2013 yılının Haziran ayında Taksim Gezi Parkında yapılmak istenen inşaata karşı direnen elli civarında gence sabah beşte gaz sıkılması ve çadırlarının yakılmasından (büyük operasyon) sonra bu mağduriyet ve iktidarın git gide otoriterleşen söylemine karşı sokaklara inen gençlik günlerce süren eylemlerle iktidarı sarstı. Kürt Halk Hareketi önderi Abdullah Öcalan'ın bu olayları darbe girişimi olarak görmesi o günlerde biz de dahil herkese ilginç gelmişti. Ancak süreçte gördüğümüz üzere Fetullahçı polis ve ajanlar arkalarına aldıkları Tüsiad gücüyle gençliği kullanarak iktidarı devirmek istemişti. Kollanan fırsat Taksim Gezi Parkında ayaklarına gelmişti. Kürt'ler sol-sosyalist çizgiye ayıp olmasın diye temsilci düzeyinde bulundular Taksim'de, ancak ne İstanbul'da ne de başka bir yerde ülkede en mobilize olan kitlelerini sokağa dökmediler. Aslında hükümeti kurtaran da buydu. Çünkü o günlerin sıcak ortamına ülkenin her bölgesinde yaşayan Kürt'ler de katılsaydı ülke gerçekten yangın yerine dönerdi ve kimse bu tepkiyi göğüsleyemezdi. Bu itibarla Apo "darbe girişimidir" diye nitelediği bu olaylara uzak durarak kritik bir eşiğin aşılmasını sağlamıştır.

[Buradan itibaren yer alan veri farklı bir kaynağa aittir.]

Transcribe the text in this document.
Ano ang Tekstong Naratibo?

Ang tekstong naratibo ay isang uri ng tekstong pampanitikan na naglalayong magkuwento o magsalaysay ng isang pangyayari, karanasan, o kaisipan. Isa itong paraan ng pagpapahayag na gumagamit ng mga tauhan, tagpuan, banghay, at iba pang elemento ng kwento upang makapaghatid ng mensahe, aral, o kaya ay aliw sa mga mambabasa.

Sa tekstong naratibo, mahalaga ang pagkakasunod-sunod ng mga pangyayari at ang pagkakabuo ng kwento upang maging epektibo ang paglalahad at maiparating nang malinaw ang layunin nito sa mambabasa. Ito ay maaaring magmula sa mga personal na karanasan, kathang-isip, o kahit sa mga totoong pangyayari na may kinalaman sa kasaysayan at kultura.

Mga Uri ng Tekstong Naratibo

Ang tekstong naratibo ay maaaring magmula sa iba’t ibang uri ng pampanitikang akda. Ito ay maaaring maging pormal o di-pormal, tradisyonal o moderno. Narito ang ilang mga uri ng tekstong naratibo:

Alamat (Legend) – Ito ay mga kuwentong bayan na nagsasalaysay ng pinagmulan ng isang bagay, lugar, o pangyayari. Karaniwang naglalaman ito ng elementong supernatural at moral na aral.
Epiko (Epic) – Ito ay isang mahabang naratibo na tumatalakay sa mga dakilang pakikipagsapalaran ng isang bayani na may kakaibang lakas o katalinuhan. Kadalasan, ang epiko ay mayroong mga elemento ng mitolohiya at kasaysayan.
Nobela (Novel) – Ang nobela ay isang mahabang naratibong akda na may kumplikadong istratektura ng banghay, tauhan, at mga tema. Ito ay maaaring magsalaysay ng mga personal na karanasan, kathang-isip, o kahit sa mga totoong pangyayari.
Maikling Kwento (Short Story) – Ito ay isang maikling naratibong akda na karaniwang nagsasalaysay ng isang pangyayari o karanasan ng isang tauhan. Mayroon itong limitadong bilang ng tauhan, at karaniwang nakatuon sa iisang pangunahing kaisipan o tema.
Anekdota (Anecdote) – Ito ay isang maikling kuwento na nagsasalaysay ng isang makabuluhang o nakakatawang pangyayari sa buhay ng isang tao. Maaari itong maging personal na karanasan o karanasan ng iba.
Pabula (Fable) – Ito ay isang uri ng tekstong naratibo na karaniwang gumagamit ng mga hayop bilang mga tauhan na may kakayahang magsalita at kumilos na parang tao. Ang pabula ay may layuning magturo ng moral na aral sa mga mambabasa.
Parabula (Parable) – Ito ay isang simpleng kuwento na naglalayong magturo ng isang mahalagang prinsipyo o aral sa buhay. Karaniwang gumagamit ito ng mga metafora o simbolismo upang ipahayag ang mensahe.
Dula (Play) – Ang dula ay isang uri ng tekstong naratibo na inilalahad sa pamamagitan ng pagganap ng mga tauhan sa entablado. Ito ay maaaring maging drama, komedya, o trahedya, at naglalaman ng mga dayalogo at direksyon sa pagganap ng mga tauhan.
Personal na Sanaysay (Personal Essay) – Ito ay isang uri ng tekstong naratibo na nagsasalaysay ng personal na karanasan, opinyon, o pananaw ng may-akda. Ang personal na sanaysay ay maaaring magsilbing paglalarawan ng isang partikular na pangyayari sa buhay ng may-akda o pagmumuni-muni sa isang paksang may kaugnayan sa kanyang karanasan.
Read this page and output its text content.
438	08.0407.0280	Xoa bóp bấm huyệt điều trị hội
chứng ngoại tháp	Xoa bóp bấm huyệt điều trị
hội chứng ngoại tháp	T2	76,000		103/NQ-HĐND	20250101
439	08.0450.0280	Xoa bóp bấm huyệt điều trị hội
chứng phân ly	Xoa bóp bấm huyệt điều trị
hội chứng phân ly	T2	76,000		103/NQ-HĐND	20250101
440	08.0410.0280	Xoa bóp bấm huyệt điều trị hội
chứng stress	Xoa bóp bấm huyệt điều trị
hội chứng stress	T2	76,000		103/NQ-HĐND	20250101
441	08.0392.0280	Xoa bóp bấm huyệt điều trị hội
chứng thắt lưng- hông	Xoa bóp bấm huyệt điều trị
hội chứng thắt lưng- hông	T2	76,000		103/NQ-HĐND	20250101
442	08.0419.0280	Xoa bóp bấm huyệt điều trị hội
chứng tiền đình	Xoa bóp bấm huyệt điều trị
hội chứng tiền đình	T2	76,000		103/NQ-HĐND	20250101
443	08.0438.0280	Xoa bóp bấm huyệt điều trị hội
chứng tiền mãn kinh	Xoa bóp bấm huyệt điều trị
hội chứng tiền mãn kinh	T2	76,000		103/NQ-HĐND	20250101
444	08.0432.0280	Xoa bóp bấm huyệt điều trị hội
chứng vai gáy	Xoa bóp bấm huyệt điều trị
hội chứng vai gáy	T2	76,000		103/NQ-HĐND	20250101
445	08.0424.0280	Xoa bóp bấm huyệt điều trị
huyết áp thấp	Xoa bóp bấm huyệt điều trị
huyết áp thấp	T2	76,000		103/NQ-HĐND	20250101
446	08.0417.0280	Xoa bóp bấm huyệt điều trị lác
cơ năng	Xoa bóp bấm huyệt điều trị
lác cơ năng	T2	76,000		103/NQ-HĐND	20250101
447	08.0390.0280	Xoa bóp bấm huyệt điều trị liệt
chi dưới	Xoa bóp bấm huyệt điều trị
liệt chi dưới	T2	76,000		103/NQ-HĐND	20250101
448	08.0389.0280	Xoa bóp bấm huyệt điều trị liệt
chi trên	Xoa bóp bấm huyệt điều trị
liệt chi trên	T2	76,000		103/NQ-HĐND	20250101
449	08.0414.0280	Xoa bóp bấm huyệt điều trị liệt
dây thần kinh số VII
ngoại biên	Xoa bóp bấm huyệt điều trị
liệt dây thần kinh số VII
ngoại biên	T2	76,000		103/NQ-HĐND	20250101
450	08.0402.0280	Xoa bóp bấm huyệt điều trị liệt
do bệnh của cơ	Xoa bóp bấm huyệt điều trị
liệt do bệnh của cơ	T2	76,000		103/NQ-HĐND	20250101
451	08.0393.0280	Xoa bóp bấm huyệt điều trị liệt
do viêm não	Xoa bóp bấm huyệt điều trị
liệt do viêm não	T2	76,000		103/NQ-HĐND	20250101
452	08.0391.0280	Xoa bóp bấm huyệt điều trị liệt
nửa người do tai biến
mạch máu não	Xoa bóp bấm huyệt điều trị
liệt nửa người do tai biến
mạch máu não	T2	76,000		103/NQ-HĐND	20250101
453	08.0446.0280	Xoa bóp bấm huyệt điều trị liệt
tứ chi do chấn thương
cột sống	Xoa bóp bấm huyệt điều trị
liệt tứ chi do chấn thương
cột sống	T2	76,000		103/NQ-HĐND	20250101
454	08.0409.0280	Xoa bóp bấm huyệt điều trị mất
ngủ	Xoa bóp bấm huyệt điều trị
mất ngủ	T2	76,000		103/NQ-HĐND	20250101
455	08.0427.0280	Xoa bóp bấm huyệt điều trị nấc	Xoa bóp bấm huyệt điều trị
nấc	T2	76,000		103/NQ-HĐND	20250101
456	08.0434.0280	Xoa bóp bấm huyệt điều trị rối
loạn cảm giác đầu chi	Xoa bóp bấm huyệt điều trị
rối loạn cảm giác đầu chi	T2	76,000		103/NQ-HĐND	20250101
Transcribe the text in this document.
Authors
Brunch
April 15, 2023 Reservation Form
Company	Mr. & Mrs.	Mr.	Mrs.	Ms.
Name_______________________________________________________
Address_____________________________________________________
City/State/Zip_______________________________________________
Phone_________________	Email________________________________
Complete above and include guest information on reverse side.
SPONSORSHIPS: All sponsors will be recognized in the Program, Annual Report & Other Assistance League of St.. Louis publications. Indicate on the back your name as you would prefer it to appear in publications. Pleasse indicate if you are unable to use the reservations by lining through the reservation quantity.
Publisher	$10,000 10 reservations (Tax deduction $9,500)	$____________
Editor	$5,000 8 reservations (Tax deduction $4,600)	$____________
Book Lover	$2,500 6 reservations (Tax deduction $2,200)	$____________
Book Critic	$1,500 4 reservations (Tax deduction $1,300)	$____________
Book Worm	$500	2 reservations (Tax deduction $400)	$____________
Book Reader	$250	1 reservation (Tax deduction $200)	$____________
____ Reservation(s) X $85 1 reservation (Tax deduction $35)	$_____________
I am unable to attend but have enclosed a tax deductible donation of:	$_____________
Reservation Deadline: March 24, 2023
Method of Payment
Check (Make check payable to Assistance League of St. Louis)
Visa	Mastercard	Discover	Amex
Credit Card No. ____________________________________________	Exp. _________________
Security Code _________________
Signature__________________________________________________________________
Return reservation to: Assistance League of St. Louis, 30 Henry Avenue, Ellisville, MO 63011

Bugünlere gelelim. Lice'de son iki yıldır diğer bölgelerden farklı olarak olaylar daha şiddetli yaşanıyor. Sivil yurttaşlarımız ölüyor, askerlerimiz genç yaşlarında hayatlarını kaybediyor. 

Gezi olaylarının sürdüğü günlerde Lice'de Kalekol inşaatlarını yaptırtmama amacıyla halk birilerince sokaklara döküldü. Medeni Yıldırım adlı on sekiz yaşındaki kardeşimiz bu olaylar çerçevesinde 28.06.2013 günü askerin açtığı ateşle hayatını kaybetti. Bu tarihten sonra eylemler arttırıldı. Yol kesme eylemleri yapan bazı kimseler araçları geçirmeyerek hayatın akışını durdurmak istiyorlardı. 08.06.2014 günü yol kesme eylemine müdahale eden güvenlik görevlilerine saldırı şiddetlenince söz konusu olaylarda da iki sivil hayatını kaybetti. Bu olayların devamında askeri birlik içindeki direkten indirilip yere atılan bayrağımız protestocularca yakılarak ulusal değerlerimize büyük bir hakarette bulunuldu. Hemen ertesi günü Abdullah Öcalan bu olayın çözüm sürecini sabote etmek için yapılan provokasyonlardan biri olduğunu söyledi. BDP temsilcileri de aynı beyanlarda bulundular. 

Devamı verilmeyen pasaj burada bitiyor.